Para o analista, se as tensões sino-americanas se intensificarem, o efeito pode ser sentido na negociação da temporada 2020/21, com a colheita da nova safra dos EUA. “A China vai ter que comprar dos EUA sim ou sim, principalmente nos meses de outubro, novembro e dezembro. Em janeiro já começa a entrar a safra brasileira, aí podemos ter a China voltando a comprar no Brasil, onde já adquiriram volume grande da safra 2020/21 até o momento.”

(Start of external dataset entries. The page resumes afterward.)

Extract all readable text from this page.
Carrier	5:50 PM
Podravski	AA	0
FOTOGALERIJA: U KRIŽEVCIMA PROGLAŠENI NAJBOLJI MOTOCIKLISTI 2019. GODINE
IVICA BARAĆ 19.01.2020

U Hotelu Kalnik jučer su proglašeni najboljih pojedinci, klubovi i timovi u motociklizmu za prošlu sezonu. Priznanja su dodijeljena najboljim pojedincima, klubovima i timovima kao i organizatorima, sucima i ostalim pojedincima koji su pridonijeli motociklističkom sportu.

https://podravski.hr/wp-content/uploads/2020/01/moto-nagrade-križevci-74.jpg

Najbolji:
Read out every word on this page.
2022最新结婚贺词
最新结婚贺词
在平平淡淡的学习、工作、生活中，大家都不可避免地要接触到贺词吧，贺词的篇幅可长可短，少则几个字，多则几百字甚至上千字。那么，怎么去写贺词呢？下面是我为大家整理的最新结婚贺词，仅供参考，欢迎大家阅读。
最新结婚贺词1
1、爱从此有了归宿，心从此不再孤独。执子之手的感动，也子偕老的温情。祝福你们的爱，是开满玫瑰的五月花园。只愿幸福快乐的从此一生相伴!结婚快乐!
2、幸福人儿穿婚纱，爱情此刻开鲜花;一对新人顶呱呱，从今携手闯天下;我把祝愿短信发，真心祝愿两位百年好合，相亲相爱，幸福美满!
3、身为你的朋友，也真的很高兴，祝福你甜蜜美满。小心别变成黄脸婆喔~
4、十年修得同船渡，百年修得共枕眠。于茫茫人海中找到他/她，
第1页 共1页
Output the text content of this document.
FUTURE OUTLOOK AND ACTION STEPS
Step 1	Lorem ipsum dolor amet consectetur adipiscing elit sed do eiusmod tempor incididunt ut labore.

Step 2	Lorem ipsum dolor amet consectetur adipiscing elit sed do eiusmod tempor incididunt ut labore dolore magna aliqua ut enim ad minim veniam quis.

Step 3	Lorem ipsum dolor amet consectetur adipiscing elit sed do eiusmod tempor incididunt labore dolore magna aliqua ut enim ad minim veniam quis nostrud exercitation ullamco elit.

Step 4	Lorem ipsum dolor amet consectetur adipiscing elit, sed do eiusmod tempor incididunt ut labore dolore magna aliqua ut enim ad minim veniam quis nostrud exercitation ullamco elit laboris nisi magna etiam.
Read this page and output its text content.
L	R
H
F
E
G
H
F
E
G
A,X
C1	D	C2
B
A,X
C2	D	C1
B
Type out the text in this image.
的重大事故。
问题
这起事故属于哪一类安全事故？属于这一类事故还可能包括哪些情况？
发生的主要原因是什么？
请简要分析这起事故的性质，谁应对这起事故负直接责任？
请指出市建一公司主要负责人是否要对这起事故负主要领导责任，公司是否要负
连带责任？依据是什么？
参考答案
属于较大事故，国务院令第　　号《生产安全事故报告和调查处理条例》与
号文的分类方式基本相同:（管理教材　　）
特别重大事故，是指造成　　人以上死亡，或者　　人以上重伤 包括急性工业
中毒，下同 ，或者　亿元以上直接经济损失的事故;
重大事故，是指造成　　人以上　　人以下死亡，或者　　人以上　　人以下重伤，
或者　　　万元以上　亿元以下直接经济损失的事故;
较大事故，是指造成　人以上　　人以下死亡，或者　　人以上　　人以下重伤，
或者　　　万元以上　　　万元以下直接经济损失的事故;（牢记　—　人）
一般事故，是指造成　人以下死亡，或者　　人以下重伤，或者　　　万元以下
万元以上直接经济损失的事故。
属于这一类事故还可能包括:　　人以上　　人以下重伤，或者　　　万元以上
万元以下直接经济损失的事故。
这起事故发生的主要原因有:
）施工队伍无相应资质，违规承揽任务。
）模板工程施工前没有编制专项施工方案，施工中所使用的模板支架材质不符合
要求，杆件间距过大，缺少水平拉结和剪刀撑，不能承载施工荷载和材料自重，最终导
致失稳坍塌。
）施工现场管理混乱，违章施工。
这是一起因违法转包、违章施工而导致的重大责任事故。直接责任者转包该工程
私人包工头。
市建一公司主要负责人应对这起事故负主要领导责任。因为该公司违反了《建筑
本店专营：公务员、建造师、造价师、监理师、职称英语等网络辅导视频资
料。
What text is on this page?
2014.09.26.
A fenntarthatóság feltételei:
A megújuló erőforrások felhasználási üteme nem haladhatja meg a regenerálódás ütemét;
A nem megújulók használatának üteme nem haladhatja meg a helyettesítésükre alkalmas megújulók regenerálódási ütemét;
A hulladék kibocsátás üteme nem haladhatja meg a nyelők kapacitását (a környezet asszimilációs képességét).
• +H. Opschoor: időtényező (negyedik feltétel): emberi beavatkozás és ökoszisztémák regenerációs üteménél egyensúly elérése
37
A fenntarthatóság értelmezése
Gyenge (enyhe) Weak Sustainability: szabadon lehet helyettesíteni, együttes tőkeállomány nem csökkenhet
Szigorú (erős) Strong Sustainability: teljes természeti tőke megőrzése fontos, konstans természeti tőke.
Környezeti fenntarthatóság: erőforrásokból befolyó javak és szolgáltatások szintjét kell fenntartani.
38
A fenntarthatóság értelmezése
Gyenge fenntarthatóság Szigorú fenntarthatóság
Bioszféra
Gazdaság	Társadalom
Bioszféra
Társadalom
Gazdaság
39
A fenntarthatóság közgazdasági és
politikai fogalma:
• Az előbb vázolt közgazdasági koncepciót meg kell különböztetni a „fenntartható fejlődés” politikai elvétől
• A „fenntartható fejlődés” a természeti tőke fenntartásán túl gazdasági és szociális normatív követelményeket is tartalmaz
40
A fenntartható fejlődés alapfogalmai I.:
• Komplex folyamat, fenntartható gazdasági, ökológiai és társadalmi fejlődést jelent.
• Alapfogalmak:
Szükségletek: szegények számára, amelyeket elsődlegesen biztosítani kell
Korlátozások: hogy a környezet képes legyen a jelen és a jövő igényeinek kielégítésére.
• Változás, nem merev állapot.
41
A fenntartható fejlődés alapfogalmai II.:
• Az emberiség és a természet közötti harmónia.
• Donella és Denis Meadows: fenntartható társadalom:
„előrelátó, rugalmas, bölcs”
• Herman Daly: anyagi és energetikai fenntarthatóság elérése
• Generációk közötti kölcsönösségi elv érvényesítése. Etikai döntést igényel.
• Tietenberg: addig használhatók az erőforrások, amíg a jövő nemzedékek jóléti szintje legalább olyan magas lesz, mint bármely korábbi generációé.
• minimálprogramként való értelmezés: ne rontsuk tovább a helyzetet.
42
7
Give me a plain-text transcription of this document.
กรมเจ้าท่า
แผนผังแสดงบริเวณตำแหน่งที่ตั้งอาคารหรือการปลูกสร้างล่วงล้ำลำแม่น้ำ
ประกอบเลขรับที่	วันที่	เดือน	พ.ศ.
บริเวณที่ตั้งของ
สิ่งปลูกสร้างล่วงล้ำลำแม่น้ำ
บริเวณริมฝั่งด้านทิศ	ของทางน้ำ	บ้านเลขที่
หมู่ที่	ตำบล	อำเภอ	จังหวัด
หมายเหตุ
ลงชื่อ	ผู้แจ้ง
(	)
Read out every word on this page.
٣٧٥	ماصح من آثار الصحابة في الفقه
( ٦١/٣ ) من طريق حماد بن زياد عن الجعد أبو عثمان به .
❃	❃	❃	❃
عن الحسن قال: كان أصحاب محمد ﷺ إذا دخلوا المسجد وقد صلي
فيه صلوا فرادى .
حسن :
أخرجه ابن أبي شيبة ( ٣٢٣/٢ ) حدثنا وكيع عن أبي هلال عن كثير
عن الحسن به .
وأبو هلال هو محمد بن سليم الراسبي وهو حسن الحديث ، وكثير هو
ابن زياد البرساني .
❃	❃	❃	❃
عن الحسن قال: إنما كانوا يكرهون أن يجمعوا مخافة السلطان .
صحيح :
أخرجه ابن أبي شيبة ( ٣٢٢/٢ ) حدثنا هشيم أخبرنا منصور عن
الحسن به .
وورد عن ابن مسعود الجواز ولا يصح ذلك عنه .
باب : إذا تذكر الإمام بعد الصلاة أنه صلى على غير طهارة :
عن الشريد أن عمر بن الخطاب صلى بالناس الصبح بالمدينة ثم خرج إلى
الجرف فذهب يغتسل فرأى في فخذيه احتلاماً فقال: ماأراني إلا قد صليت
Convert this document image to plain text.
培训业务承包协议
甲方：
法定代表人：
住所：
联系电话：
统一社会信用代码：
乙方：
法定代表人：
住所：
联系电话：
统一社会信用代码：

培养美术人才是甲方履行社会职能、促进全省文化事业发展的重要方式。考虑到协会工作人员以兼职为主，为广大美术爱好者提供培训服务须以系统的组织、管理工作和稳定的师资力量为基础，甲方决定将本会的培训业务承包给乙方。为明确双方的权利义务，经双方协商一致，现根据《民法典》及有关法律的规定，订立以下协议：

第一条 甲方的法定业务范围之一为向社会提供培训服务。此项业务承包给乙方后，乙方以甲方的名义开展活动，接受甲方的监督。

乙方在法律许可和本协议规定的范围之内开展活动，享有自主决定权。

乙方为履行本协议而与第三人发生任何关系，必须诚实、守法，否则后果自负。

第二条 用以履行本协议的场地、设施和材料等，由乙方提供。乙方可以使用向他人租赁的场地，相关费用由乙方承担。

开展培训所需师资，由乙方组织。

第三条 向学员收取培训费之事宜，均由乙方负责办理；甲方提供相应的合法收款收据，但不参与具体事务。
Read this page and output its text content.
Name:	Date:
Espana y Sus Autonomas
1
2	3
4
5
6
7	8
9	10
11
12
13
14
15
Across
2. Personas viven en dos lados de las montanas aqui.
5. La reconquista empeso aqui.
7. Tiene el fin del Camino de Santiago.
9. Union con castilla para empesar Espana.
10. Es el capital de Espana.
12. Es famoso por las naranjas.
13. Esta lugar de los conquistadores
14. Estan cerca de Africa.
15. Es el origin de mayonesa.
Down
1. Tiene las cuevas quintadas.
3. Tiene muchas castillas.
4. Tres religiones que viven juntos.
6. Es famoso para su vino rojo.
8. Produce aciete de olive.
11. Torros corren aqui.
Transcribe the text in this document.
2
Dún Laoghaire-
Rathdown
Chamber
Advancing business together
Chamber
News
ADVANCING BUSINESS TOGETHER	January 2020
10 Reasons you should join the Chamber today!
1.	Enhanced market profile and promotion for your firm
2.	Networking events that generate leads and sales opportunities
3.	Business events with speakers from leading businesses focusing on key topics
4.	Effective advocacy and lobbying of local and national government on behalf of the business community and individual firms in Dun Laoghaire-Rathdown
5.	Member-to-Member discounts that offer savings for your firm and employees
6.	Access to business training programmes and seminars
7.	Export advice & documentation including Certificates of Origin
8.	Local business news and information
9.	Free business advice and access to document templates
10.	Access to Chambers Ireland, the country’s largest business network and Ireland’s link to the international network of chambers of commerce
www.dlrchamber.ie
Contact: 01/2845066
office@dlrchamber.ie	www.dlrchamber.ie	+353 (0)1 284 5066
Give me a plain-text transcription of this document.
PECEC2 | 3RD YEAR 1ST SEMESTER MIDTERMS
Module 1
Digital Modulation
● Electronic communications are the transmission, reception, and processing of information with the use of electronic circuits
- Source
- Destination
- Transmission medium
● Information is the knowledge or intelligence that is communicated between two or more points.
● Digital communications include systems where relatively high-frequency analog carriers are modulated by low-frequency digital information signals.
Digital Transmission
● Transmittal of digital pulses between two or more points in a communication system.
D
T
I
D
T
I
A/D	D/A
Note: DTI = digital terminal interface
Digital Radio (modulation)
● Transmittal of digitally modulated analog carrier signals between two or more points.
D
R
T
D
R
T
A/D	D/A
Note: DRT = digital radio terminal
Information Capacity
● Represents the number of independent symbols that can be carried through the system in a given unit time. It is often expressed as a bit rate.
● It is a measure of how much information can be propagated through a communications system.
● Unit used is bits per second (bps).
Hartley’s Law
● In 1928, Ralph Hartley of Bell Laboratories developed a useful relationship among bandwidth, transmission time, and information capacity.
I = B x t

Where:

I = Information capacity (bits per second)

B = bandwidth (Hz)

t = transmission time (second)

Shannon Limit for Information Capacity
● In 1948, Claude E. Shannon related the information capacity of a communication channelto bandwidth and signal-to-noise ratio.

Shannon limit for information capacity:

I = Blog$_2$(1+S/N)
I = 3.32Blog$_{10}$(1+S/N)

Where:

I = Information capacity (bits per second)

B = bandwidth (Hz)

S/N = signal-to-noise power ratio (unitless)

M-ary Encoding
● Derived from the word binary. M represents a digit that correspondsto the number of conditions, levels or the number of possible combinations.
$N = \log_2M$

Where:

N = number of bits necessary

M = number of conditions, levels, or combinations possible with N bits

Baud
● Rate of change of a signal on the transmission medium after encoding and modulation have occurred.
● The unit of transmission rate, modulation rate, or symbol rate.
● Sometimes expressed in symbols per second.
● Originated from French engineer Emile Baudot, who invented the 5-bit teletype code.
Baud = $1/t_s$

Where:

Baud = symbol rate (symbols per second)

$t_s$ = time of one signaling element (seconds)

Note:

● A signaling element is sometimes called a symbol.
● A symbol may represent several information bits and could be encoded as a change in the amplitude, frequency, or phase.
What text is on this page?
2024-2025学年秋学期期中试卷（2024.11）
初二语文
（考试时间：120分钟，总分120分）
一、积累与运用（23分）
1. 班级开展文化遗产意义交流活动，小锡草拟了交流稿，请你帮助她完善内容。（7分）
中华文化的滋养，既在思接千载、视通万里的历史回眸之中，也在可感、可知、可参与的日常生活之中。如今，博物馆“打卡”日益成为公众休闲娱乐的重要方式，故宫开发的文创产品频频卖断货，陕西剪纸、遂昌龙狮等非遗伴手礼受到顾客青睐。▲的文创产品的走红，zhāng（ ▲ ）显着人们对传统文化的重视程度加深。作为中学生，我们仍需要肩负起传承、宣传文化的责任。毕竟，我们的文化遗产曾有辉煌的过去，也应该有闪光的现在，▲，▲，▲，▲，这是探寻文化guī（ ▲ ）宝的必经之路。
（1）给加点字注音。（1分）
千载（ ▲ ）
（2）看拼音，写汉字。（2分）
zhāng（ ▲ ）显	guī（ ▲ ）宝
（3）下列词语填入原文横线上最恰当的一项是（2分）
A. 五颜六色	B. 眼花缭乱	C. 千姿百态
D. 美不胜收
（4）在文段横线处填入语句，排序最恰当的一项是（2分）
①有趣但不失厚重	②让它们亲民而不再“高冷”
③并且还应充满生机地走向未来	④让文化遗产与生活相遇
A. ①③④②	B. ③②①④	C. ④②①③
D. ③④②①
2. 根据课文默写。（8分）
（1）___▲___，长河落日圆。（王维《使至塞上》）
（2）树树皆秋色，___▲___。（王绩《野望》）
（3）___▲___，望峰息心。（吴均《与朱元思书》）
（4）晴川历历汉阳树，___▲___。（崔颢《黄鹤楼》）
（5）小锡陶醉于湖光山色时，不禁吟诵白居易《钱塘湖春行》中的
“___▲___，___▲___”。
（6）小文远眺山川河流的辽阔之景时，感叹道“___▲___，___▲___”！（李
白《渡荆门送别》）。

Segundo a analista Daniele Siqueira, da AgRural, o anúncio do fechamento da embaixada não parece ter afetado o fluxo comercial. A analista destacou que a venda para a China reportada hoje pelo USDA de 715 mil toneladas provavelmente foi fechada ontem, mas circularam rumores no mercado hoje de que compradores chineses estariam cotando preços para novas cargas de milho e trigo nos EUA. “Parece vida que segue na parte comercial. Pelo menos nesse primeiro momento quem precisa de grãos e compra dos EUA está sabendo separar uma coisa da outra. Claro que tem que ver se vai ter retaliação, mas hoje não teve nenhum reflexo de a China parar de comprar.”
Para a analista, no caso específico da soja, a China não vai conseguir comprar muito mais do que já adquiriu do Brasil. “Ou compram dos EUA ou não compram de ninguém”, destacou. Já para a safra 2020/21, o volume contratado para exportação pela China de soja dos EUA até 9 de julho era de 4,6 milhões de toneladas, contra 126 mil toneladas em igual período do ano passado e 1,6 milhão de toneladas na média de cinco anos.
A analista Ana Luiza Lodi, da StoneX, disse que os atritos entre os dois países podem ter algum impacto no mercado de soja se a China optar por retaliação comercial, o que parece improvável considerando as rusgas recentes entre os dois países. “Às vezes as retaliações podem ficar, por reciprocidade, no mesmo campo, como no caso de Hong Kong, em que houve cancelamento de vistos dos dois lados. Por enquanto a gente não está vendo retaliação no campo comercial, mas há sempre uma preocupação de que isso possa acontecer.” A analista, entretanto, reforça que a China precisará de soja norte-americana. “A China já vem intensificando as compras de soja dos EUA da safra 2020/21. O Brasil já está com oferta extremamente restrita de soja, e a Argentina exporta pouco grão. No período que costuma ser mais forte de exportação dos EUA, a China não vai ter onde originar soja em outros lugares.”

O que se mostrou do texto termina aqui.